On another note, 18 was always the big age....OHMYGOSH 18. I mean, don't you remember when you were 14 or 15 thinking "ohmygoodness, when I'm 18 I'll be able to do anything! It will be so awesome!"
But honestly, 17 has been an excellent age. So I think I'm just going to stay 17 forever. Hah. Nobody can stop me either! Time is in the eye of the beholder! In fact, time isn't real. Its not a physical thing put in front of us. The only thing we have to prove that time is real is our withering bodies and the seasonal changes...but if time isn't real, than I can stay as young as I want. Muahahaha. But I am seriously excited for my birthday :) It shall certainly be one to remember.

Sunday, November 11, 2012

Another Emotional Blog Post

Just a huge giant shout out to all those people who got me here and are supporting me here and from back home. I wake up every morning knowing that I'm so blessed to be able to be here. 
Big huge giant loves and thanks to my Kless family, I can't love them enough. I really can't, being apart of this family has given me so much already. I can't explain the beauty of such a thing with words, I truly do feel at home here :)
Big huge giant loves n feels so my other exchange student friends, hold in there guys. Sometimes, I feel so desperately alone but then I remember you guys are probably feeling the same way and I just know I'm not in this alone. 
Large amounts of gratitude to people like my lovely Frau Burkholder, Miss Tinker, Kelly McLeoed and other teachers who helped me get here :) 
Big huge loves and cares to anyone and everyone helping me out with school. I need it. 
Big loves n kisses to all you guys back there at Boise High...You need it. I'm sure everything is completely different and horrible without me ;) (not really but surriously guys hold in there you're almost done)
Big huge kisses and loves to Nicko and the guys. Really honestly though, I only miss Hagrid. 
And the biggest hugs go to my siblings and my parents. I really do miss them terribly. Growing up is tough and I thank you mom and dad for every bit of love and support you've given me because I certainly would not make it without the confidence you put upon me. I miss Erik and Ian and Katie with all my heart and the doggies as well :(

Turning 18 in two weeks...
Where the time has gone, I have no idea.

Monday, November 5, 2012

Emotional blog post because I'm a sap

Not as formal and inviting as most of my blog posts...
But I'm feeling inspired tonight. 
First off, I love my German family. Its incredible the care and love they have given to me and I can only hope that I can give it in return by the time this year comes to an end. I really feel like fate put me here for amazing and beautiful reasons and I could not have asked for a better family. I'm so thankful I can be apart of the Kless house. 
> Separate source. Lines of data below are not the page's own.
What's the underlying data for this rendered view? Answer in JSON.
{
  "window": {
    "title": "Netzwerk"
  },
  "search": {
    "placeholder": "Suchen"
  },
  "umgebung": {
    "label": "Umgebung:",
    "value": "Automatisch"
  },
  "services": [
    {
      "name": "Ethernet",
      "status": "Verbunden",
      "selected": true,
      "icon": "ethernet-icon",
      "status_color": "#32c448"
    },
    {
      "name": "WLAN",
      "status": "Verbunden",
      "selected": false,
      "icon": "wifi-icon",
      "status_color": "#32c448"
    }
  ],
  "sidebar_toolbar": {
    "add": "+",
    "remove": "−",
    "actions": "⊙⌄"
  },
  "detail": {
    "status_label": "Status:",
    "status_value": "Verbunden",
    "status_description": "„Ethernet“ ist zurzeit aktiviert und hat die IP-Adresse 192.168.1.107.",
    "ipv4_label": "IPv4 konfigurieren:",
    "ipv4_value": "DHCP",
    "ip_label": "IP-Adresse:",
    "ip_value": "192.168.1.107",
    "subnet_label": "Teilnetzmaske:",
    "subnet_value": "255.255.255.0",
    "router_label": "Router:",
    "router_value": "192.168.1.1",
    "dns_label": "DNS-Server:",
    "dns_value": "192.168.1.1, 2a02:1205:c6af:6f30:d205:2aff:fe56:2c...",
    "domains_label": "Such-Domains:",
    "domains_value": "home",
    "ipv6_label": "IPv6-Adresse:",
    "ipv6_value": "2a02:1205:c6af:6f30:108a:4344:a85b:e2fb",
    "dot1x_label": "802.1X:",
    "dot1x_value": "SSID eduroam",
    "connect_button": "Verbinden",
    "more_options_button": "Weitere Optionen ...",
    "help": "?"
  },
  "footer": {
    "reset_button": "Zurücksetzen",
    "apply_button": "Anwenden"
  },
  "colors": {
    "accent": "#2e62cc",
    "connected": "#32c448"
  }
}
Second thing on my mind is Boise. And more specifically, my boyfriend Nicko. Without him and his support, I would've given up a long time ago. Missing home is tough, but he's always there to remind me that I'm here for myself. To learn about myself and to give myself up to the German culture. And that only good can come out of going with the flow and enjoying my time here as much as possible. 
I miss him terribly and its tough being without him...
But I am ever thankful for his words and love. 

Third off is the election tomorrow. 
Just letting everyone know, over 90% of Germans are behind Obama. And while I'm don't really have political opinions, I'm with the Germans.
Its really weird watching this whole election play out from the other side of the world.

Tomorrow (November 6th) marks 100 days of being here, wowie has the time flown by. Its really strange. But I love it.